Thursday, 15 December 2011


One of my abiding memories is of my dear (but ill-informed) brother spreading a tarpaulin under my daughter's dining chair when we came to stay with him.  She was five, and whilst still learning to master her fine motor skills, she was fully conversant with the use of cutlery and as clean and tidy eater as any other five year old.  After that meal, the tarpaulin went away and was never seen again....

In my job as a learning support assistant, I am always baffled to discover the children in my charge are initially rarely able to sit and eat a school dinner without using fingers and getting in a right old mess.  Forks and spoons seem to be a hindrance, or completely alien.  This makes the child a potential target for ridicule when sat on a table with 7 other children who (generally!) are tucking in without ending up wearing their dinner.  As the mother of a child with Down's,  I always felt that any risk of my child being made fun of or singled out as different was to be avoided if at all possible - obviously allowances have to be made for abilities, but if there is the remotest chance your child can learn a skill along with everyone else, then it should be taught as early as possible.

When my daughter was tiny, obviously I fed her with a spoon as you would with any toddler.  But as soon as she was old enough to wield a spoon or fork, she was given the chance to feed herself - it didn't matter if she got in a mess to begin with, the first steps to independent eating had been taken.
Of course her food was cut up into manageable pieces, right up until adolescence when necessary - choking is still a hazard even now.  But she was taught to sit at a table and eat 'properly'.  Perhaps it helped that she spent her early years living in Greece where the culture is to go out to eat as a family along with other families and the children are expected to join in with the grown ups - no special chairs, kiddy meals or ball ponds in a taverna!  It was wonderful to be complimented on both my children's manners when out to eat.

I do not think it is impossible to teach the above at an early age - a little boy I worked with a while back had a lot of difficulties with just about everything in mainstream school, including lunchtimes.  But it didn't take very long at all to teach him to use the same cutlery as everyone else, and once he discovered how much more efficient that made him at getting the food into his mouth, he was off!  From being on a table on his own after everyone else had gone out to play, smearing yoghurt over himself and everything within reach, he went to being able to sit and eat impeccably along with his peers - to the point where he was getting the compliments too.

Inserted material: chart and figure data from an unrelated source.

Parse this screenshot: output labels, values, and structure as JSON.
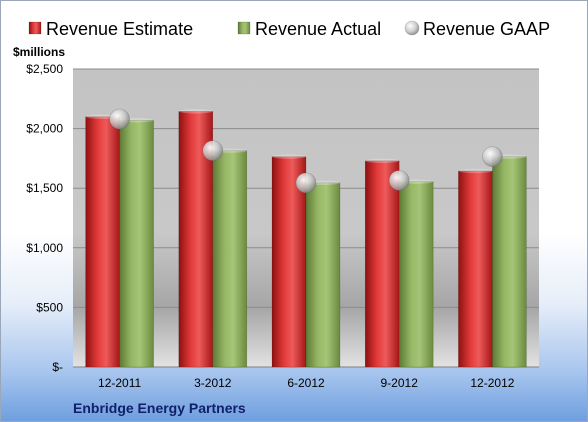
{
  "chart_data": {
    "type": "bar",
    "unit_label": "$millions",
    "footer_label": "Enbridge Energy Partners",
    "categories": [
      "12-2011",
      "3-2012",
      "6-2012",
      "9-2012",
      "12-2012"
    ],
    "series": [
      {
        "name": "Revenue Estimate",
        "kind": "bar",
        "color": "#d42a2a",
        "values": [
          2100,
          2145,
          1765,
          1730,
          1645
        ]
      },
      {
        "name": "Revenue Actual",
        "kind": "bar",
        "color": "#8aab5a",
        "values": [
          2070,
          1815,
          1545,
          1555,
          1765
        ]
      },
      {
        "name": "Revenue GAAP",
        "kind": "marker",
        "color": "#c8c8c8",
        "values": [
          2080,
          1815,
          1545,
          1565,
          1765
        ]
      }
    ],
    "yticks": [
      {
        "value": 0,
        "label": "$-"
      },
      {
        "value": 500,
        "label": "$500"
      },
      {
        "value": 1000,
        "label": "$1,000"
      },
      {
        "value": 1500,
        "label": "$1,500"
      },
      {
        "value": 2000,
        "label": "$2,000"
      },
      {
        "value": 2500,
        "label": "$2,500"
      }
    ],
    "ylim": [
      0,
      2500
    ],
    "grid": true,
    "legend_position": "top"
  }
}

And it only took a matter of  a few weeks.

It may be easier at home to spoonfeed your child, but it does become another 'learned helplessness'  - and this has to be considered particularly if your child is attending mainstream school.  There is not always the support available to help them fully during the lunchtime mayhem, and if your child can eat on their own it is a big advantage all round.  Also, think of the washing you save!